Research funds bring Campaign for Washington closer to goal

Imagine the day when computers can generate three-dimensional images of part of a patient’s body so physicians can plan surgery and view the results before entering the operating room. Imagine the day when genetically caused diseases can be treated by replacing a defective gene in the body.

Recent grants to the UW from IBM and the Lucille P. Markey Charitable Trust bring closer the day when treatments such as these are possible. They are among recent gifts that brought the Campaign for Washington, the UW’s first major fund drive, to $166.7 million as of June 30.

In May, IBM and the UW announced a three-year project to design and build a sophisticated medical imaging system through the UW’s new Center for Imaging Systems Optimization. UW faculty and IBM scientists will collaborate to develop technology and software that will give physicians instant access to X-rays and other diagnostic images via computers.

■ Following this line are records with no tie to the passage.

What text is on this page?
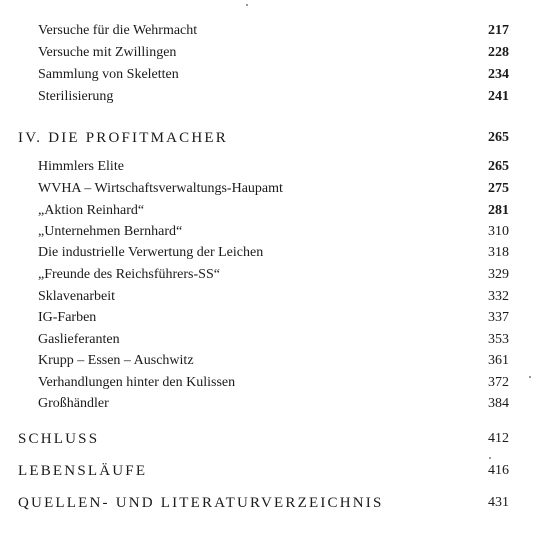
Versuche für die Wehrmacht	217
Versuche mit Zwillingen	228
Sammlung von Skeletten	234
Sterilisierung	241
IV. DIE PROFITMACHER	265
Himmlers Elite	265
WVHA – Wirtschaftsverwaltungs-Haupamt	275
„Aktion Reinhard“	281
„Unternehmen Bernhard“	310
Die industrielle Verwertung der Leichen	318
„Freunde des Reichsführers-SS“	329
Sklavenarbeit	332
IG-Farben	337
Gaslieferanten	353
Krupp – Essen – Auschwitz	361
Verhandlungen hinter den Kulissen	372
Großhändler	384
SCHLUSS	412
LEBENSLÄUFE	416
QUELLEN- UND LITERATURVERZEICHNIS	431
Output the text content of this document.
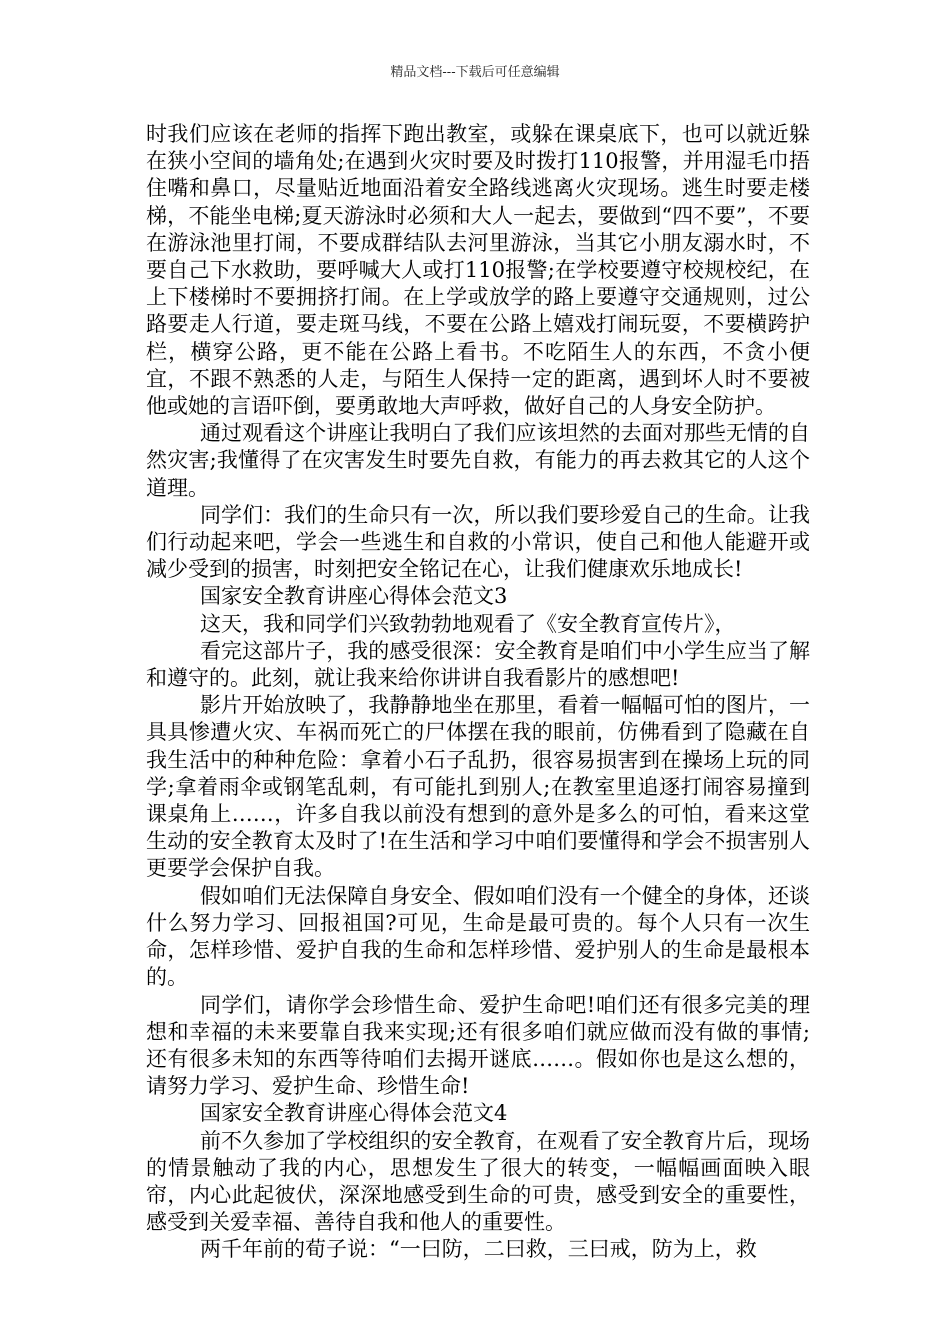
精品文档---下载后可任意编辑

时我们应该在老师的指挥下跑出教室，或躲在课桌底下，也可以就近躲在狭小空间的墙角处;在遇到火灾时要及时拨打110报警，并用湿毛巾捂住嘴和鼻口，尽量贴近地面沿着安全路线逃离火灾现场。逃生时要走楼梯，不能坐电梯;夏天游泳时必须和大人一起去，要做到“四不要”，不要在游泳池里打闹，不要成群结队去河里游泳，当其它小朋友溺水时，不要自己下水救助，要呼喊大人或打110报警;在学校要遵守校规校纪，在上下楼梯时不要拥挤打闹。在上学或放学的路上要遵守交通规则，过公路要走人行道，要走斑马线，不要在公路上嬉戏打闹玩耍，不要横跨护栏，横穿公路，更不能在公路上看书。不吃陌生人的东西，不贪小便宜，不跟不熟悉的人走，与陌生人保持一定的距离，遇到坏人时不要被他或她的言语吓倒，要勇敢地大声呼救，做好自己的人身安全防护。

通过观看这个讲座让我明白了我们应该坦然的去面对那些无情的自然灾害;我懂得了在灾害发生时要先自救，有能力的再去救其它的人这个道理。

同学们：我们的生命只有一次，所以我们要珍爱自己的生命。让我们行动起来吧，学会一些逃生和自救的小常识，使自己和他人能避开或减少受到的损害，时刻把安全铭记在心，让我们健康欢乐地成长!

国家安全教育讲座心得体会范文3

这天，我和同学们兴致勃勃地观看了《安全教育宣传片》，

看完这部片子，我的感受很深：安全教育是咱们中小学生应当了解和遵守的。此刻，就让我来给你讲讲自我看影片的感想吧!

影片开始放映了，我静静地坐在那里，看着一幅幅可怕的图片，一具具惨遭火灾、车祸而死亡的尸体摆在我的眼前，仿佛看到了隐藏在自我生活中的种种危险：拿着小石子乱扔，很容易损害到在操场上玩的同学;拿着雨伞或钢笔乱刺，有可能扎到别人;在教室里追逐打闹容易撞到课桌角上……，许多自我以前没有想到的意外是多么的可怕，看来这堂生动的安全教育太及时了!在生活和学习中咱们要懂得和学会不损害别人更要学会保护自我。

假如咱们无法保障自身安全、假如咱们没有一个健全的身体，还谈什么努力学习、回报祖国?可见，生命是最可贵的。每个人只有一次生命，怎样珍惜、爱护自我的生命和怎样珍惜、爱护别人的生命是最根本的。

同学们，请你学会珍惜生命、爱护生命吧!咱们还有很多完美的理想和幸福的未来要靠自我来实现;还有很多咱们就应做而没有做的事情;还有很多未知的东西等待咱们去揭开谜底……。假如你也是这么想的，请努力学习、爱护生命、珍惜生命!

国家安全教育讲座心得体会范文4

前不久参加了学校组织的安全教育，在观看了安全教育片后，现场的情景触动了我的内心，思想发生了很大的转变，一幅幅画面映入眼帘，内心此起彼伏，深深地感受到生命的可贵，感受到安全的重要性，感受到关爱幸福、善待自我和他人的重要性。

两千年前的荀子说：“一曰防，二曰救，三曰戒，防为上，救
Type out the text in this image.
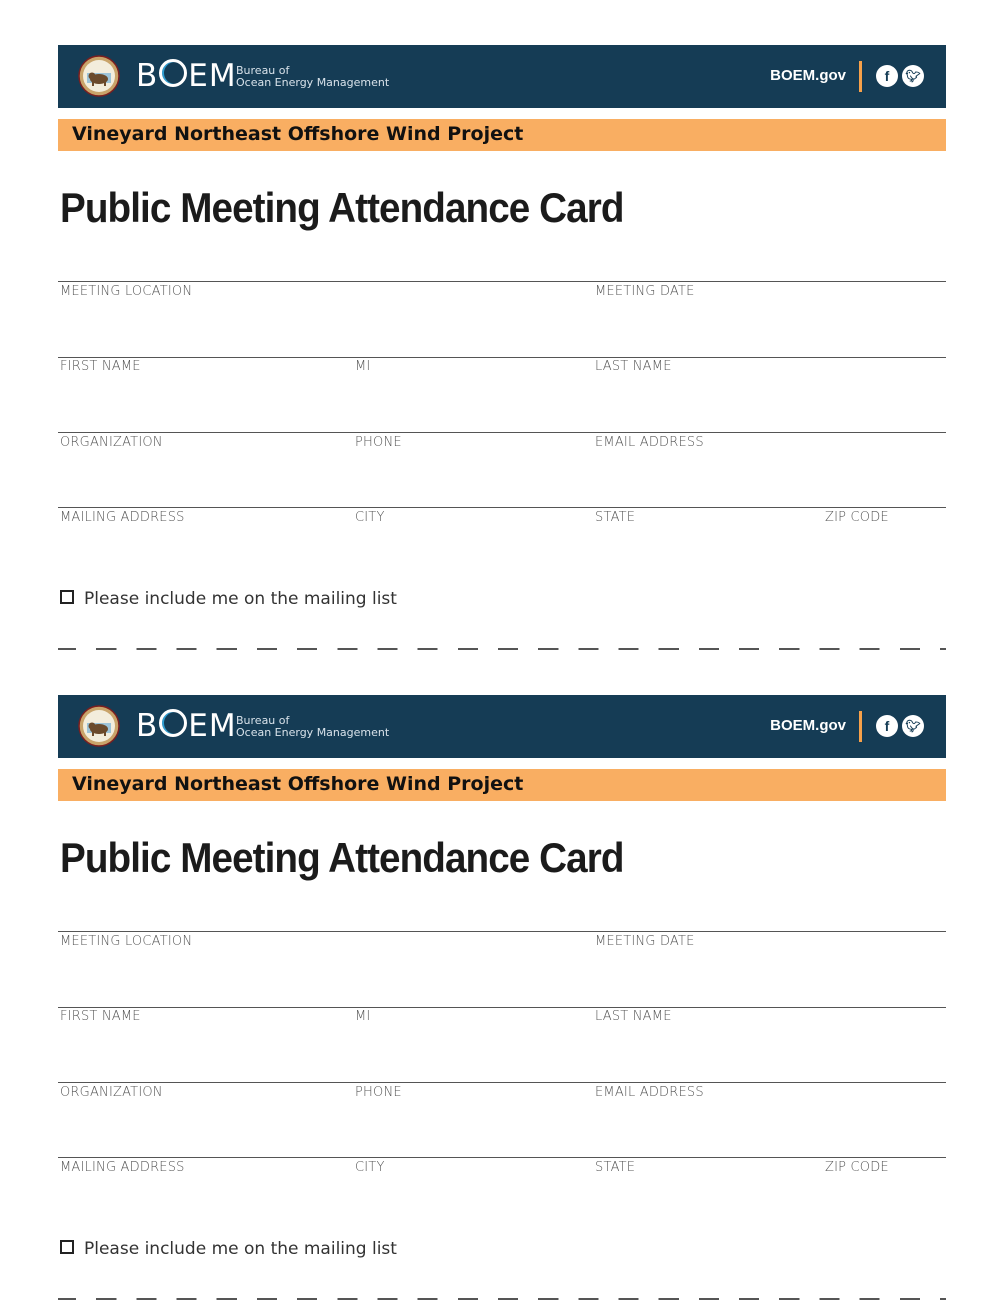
B EM Bureau of
Ocean Energy Management	BOEM.gov	f	🐦︎
Vineyard Northeast Offshore Wind Project
Public Meeting Attendance Card
MEETING LOCATION	MEETING DATE
FIRST NAME	MI	LAST NAME
ORGANIZATION	PHONE	EMAIL ADDRESS
MAILING ADDRESS	CITY	STATE	ZIP CODE
Please include me on the mailing list
B EM Bureau of
Ocean Energy Management	BOEM.gov	f	🐦︎
Vineyard Northeast Offshore Wind Project
Public Meeting Attendance Card
MEETING LOCATION	MEETING DATE
FIRST NAME	MI	LAST NAME
ORGANIZATION	PHONE	EMAIL ADDRESS
MAILING ADDRESS	CITY	STATE	ZIP CODE
Please include me on the mailing list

IBM will provide hardware, software, faculty grants, student fellowships and a full-time IBM coordinator to work with UW faculty as part of the project. About $2.7 million of these costs will count toward the Campaign for Washington goal, which is to raise $250 million in private support by 1992.

In other private giving, the University of Washington received a $7.5-million grant from the Lucille P. Markey Trust in April to establish a multidisciplinary medical genetics research center. The Lucille P. Markey Genetic Medicine Center will build on existing research programs at the UW School of Medicine and the Fred Hutchinson Cancer Research Center.

Research faculty will carry out basic studies in three main areas: gene therapy, which is the replacement of an abnormal gene by a normal one; developmental genetics and the genetics of birth defects; and genetics of common disorders such as coronary artery disease, hypertension, diabetes and other ailments.